When Uralkali exited its joint venture with Belaruskali, competition between the two was expected to have pressured global sendout prices below $300.00. Currently, potash is sent from Uralkali to Brazil and Southeast Asian customers at $370/tonne FOB with China in at $325.
In a webcast earlier today, officials from Uralkali acknowledged the market's potential to press potash sendouts below $300.00/tonne, but in a statement from Moscow, Uralkali Head of Sales and Marketing Oleg Petrov said a price decline below $300 is unlikely, and if prices do fall that far, it would not be for long.
As a stand alone producer, Uralkali boasts the highest production capacity in the world along with the widest production margins. That positions the company as the industry price to beat. But what Petrov sees is an increase in demand at $300/ton and as buyers in Brazil, China and other Asian destinations look to capture the $300 pricetag, uncertainty regarding future potash plays will keep those buyers from getting too comfortable, and from gambling on a lower price ahead.

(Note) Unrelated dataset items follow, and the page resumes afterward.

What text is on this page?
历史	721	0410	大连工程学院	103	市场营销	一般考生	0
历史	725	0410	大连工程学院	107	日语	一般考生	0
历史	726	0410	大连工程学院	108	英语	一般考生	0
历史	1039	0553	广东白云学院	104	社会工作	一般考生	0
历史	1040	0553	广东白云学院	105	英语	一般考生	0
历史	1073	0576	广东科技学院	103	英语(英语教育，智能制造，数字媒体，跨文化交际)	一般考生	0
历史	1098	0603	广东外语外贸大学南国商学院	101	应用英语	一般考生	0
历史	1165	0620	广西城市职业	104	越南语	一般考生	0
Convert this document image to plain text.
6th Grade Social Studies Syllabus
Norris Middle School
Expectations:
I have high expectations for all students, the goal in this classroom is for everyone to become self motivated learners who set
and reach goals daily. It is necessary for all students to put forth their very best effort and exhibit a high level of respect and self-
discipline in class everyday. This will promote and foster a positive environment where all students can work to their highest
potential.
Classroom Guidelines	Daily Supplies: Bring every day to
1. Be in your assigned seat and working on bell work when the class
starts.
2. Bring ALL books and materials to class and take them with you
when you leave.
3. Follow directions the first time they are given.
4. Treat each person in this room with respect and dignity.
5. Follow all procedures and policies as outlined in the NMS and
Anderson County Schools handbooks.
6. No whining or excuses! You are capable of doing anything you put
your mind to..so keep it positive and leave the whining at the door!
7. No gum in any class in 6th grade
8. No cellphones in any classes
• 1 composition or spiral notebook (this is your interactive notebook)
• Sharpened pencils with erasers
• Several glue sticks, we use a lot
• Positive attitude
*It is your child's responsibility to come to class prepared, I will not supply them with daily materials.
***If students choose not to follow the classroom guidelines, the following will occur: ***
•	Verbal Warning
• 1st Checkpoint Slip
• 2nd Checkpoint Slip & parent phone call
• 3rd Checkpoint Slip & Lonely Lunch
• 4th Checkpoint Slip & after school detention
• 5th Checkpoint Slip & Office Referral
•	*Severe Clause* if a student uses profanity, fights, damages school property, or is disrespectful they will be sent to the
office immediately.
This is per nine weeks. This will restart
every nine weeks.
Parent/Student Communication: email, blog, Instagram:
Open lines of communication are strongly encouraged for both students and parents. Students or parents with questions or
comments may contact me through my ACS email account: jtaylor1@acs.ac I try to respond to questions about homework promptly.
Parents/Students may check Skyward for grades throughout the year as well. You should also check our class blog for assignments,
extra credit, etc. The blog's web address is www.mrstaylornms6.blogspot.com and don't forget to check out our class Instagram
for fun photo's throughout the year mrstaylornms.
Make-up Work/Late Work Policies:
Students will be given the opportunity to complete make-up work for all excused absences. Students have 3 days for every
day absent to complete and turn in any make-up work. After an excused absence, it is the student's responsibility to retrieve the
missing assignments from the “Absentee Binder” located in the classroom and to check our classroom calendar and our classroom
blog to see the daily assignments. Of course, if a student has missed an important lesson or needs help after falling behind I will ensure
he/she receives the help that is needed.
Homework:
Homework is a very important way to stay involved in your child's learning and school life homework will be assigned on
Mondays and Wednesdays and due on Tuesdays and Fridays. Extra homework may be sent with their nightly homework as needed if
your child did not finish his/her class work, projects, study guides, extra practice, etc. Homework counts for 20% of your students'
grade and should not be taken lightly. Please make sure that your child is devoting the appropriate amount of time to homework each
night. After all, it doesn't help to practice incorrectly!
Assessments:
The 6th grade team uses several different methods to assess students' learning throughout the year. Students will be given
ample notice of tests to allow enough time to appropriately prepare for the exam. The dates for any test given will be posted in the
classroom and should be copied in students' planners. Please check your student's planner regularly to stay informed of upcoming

Europe has reported its potash coffers are nearly filled and Uralkali will have to live up to the expectation of suppressed pricing. But if Petrov has $300/tonne as his floor, importers will have to respect that level.
After 23% domestic use in Uralkali's home of Russia, 29% of first half 2013 potash production went to China, followed by 15% to Latin America, 12% to Europe and 11% to India. Exports to the United States accounted for just 5% of total first half production.
The bulk of the U.S. supply comes from our neighbors to the north, and Canadian producers have said they will not attempt to match Uralkali's bargain basement price. Having said that, the global price has been reset and despite PotashCorp's claim that Uralkali sendouts will not force Canadian prices to drop below levels profitable margins allow, the Canadian price will have to respond in some way.
China influenced the sendout price from Canada last year by holding out on summer tenders until Canpotex lowered the price from $475/tonne to $400. That hold out was buttressed by FSU suppliers -- then joint venture BPC -- which supplied China and India via rail.
Industry watchers have expected the bottom to fall out of the global potash market and the scare of it chased stock prices lower across the board for potash producers. But remember the overhang China left in place in Saskatchewan -- that inventory has since shrunk back to manageable levels. Meanwhile, Uralkali has put the pedal to the metal, now producing at the very top of its production capacity.
Perspective -- Fertilizer markets are ahead of schedule. Ammonia slowed its downward slide quicker than expected, Europe has almost filled its potash needs for the next round of applications and declines in the rupee have limited tenders from India. Potash may reach $300/tonne FOB, but when Uralkali's Petrov calls $300 as the floor, we respect that figure. Much like Saudi crude production, Uralkali has so much capacity above all other producers that curtailments and increases can be made as the market dictates. A move below $300/tonne would encourage Uralkali to taper production until supply meets profitable demand.
Current Midwest potash pricing has some downside room to give and we want to give the market some time to breathe before jumping in. I spoke about this with Chief Editor Chip Flory and he is anxious to make a play here, but I still believe this market wants to bleed. Wholesale potash in the Midwest is down 22.4% from the same time last year while retail prices have faded only 15.6% over the same period. Wholesale slides will outpace retail slides, but I'd like another 4% to come off the retail price before I'll call a floor.
If this makes you nervous -- book some potash where K sports a $400 handle. That would include Indiana -- at $472.20/st -- Wisconsin, South Dakota and Nebraska are all priced in the mid $490's. The current regional average reported to your Monitor is at $511.88 and I'm looking for that number reach $490/st. At that point, given present circumstances, we are all in.